I didn’t know it then, but those words weren’t just observations. They were codes. Warnings. Permissions. Labels that gave adults an excuse to study me without ever trying to understand me.
But the truth?
I already knew.
I had felt different for as long as I could remember.
And being told — officially — that I was?
That didn’t bring clarity. It brought shame.
When you know too early that something about you isn’t “normal,”
you don’t grow into yourself — you fold into a version of what’s acceptable.
And that’s what I did. I masked.
I masked so much, for so long, that I lost track of who I was beneath it all.
By the time I was old enough to crave answers, I was being told I might have borderline personality disorder. A misdiagnosis. One of many.
Depression. Bipolar.
Absent-minded.
No common sense.
Defiant.
What I actually had was anxiety and autism.
What I really needed was compassion and clarity.
After my mother passed, something strange happened:
I was praised for seeming “normal.”
For functioning.
For not falling apart.
But what no one knew was that I couldn’t regulate my emotions. I was just good at acting. Good at surviving.
Good at pretending not to be unraveling.
Being a neurodivergent Black girl isn’t a diagnosis — it’s a double life.
Because instead of being supported, we are corrected.
Instead of being guided, we are labeled.
And early knowing? It didn’t come with grace.
It came with grief.
Now, as a mother, I see everything through a gentler lens.

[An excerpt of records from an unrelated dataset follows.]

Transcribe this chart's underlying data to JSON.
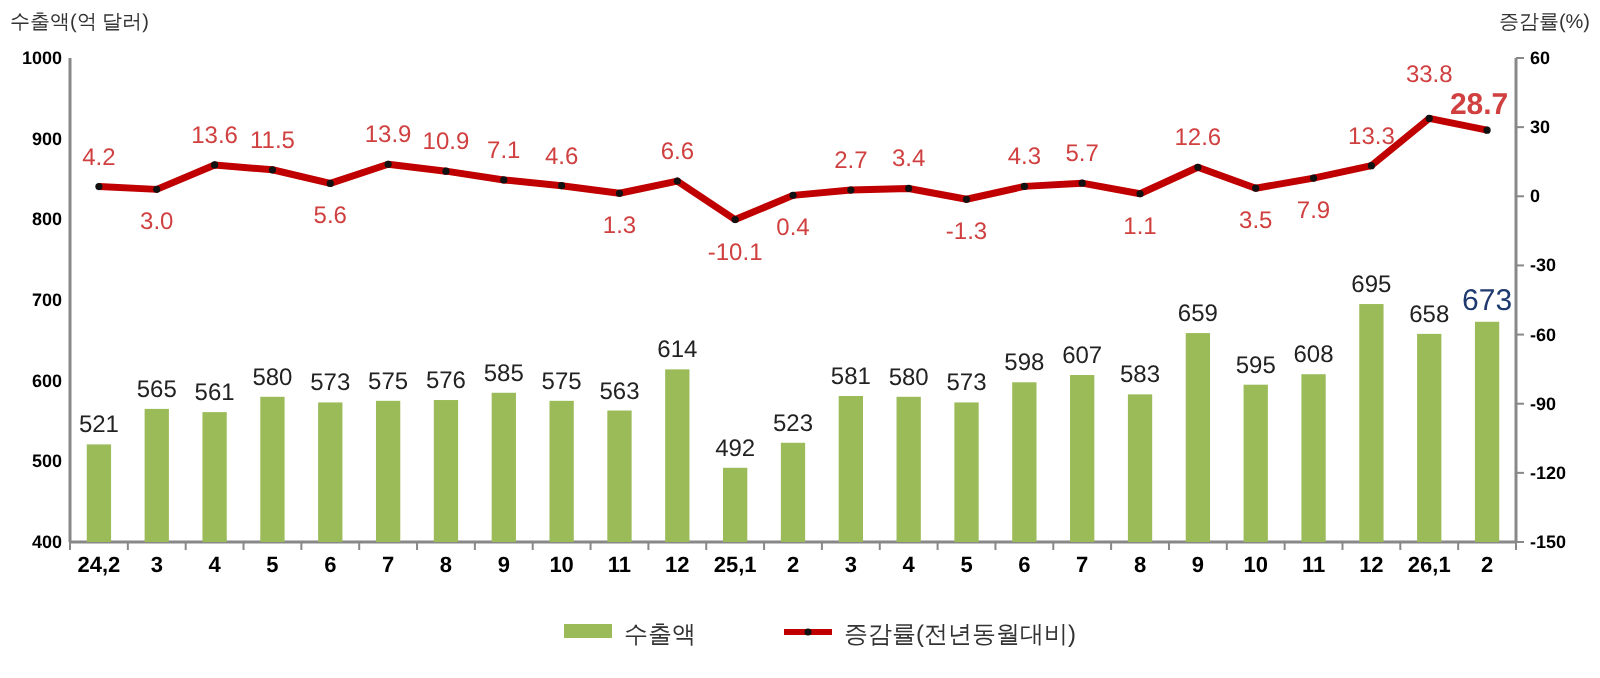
{
  "chart_data": {
    "type": "bar",
    "ylabel": "수출액(억 달러)",
    "y2label": "증감률(%)",
    "categories": [
      "24,2",
      "3",
      "4",
      "5",
      "6",
      "7",
      "8",
      "9",
      "10",
      "11",
      "12",
      "25,1",
      "2",
      "3",
      "4",
      "5",
      "6",
      "7",
      "8",
      "9",
      "10",
      "11",
      "12",
      "26,1",
      "2"
    ],
    "series": [
      {
        "name": "수출액",
        "color": "#9bbb59",
        "values": [
          521,
          565,
          561,
          580,
          573,
          575,
          576,
          585,
          575,
          563,
          614,
          492,
          523,
          581,
          580,
          573,
          598,
          607,
          583,
          659,
          595,
          608,
          695,
          658,
          673
        ]
      },
      {
        "name": "증감률(전년동월대비)",
        "type": "line",
        "axis": "y2",
        "color": "#c00000",
        "marker": "circle",
        "values": [
          4.2,
          3.0,
          13.6,
          11.5,
          5.6,
          13.9,
          10.9,
          7.1,
          4.6,
          1.3,
          6.6,
          -10.1,
          0.4,
          2.7,
          3.4,
          -1.3,
          4.3,
          5.7,
          1.1,
          12.6,
          3.5,
          7.9,
          13.3,
          33.8,
          28.7
        ],
        "value_labels": [
          "4.2",
          "3.0",
          "13.6",
          "11.5",
          "5.6",
          "13.9",
          "10.9",
          "7.1",
          "4.6",
          "1.3",
          "6.6",
          "-10.1",
          "0.4",
          "2.7",
          "3.4",
          "-1.3",
          "4.3",
          "5.7",
          "1.1",
          "12.6",
          "3.5",
          "7.9",
          "13.3",
          "33.8",
          "28.7"
        ]
      }
    ],
    "ylim": [
      400,
      1000
    ],
    "yticks": [
      400,
      500,
      600,
      700,
      800,
      900,
      1000
    ],
    "y2lim": [
      -150,
      60
    ],
    "y2ticks": [
      -150,
      -120,
      -90,
      -60,
      -30,
      0,
      30,
      60
    ],
    "data_labels": true,
    "legend": "bottom",
    "grid": false
  }
}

I teach my children not to mask — not to shrink.
To feel all the feels.
To express gratitude out loud.
To love others not in spite of their differences — but because of them.
And most importantly:
To love themselves without needing to be “normal” first.
Healing in our home is messy. But it’s honest.
And it’s ours.
If I could speak to my younger self — that brilliant little girl with big feelings and no instruction manual — I’d tell her this:
“You are perfectly crafted. Brilliant. You’re going to bloom, anyway — regardless of the stunted growth caused by loss, ridicule, and negativity. Bloom is your birthright.”
And if you're reading this now — and you’ve ever been made to feel too much, too different, too early — I hope you’ll sit with this truth:
You are not behind.
You are not broken.
You’re just early.
And you are allowed to take your time.
Some of us bloom later.
Some of us bloom through concrete.
But we bloom just the same.
And that — in all its mess and magic — is more than enough.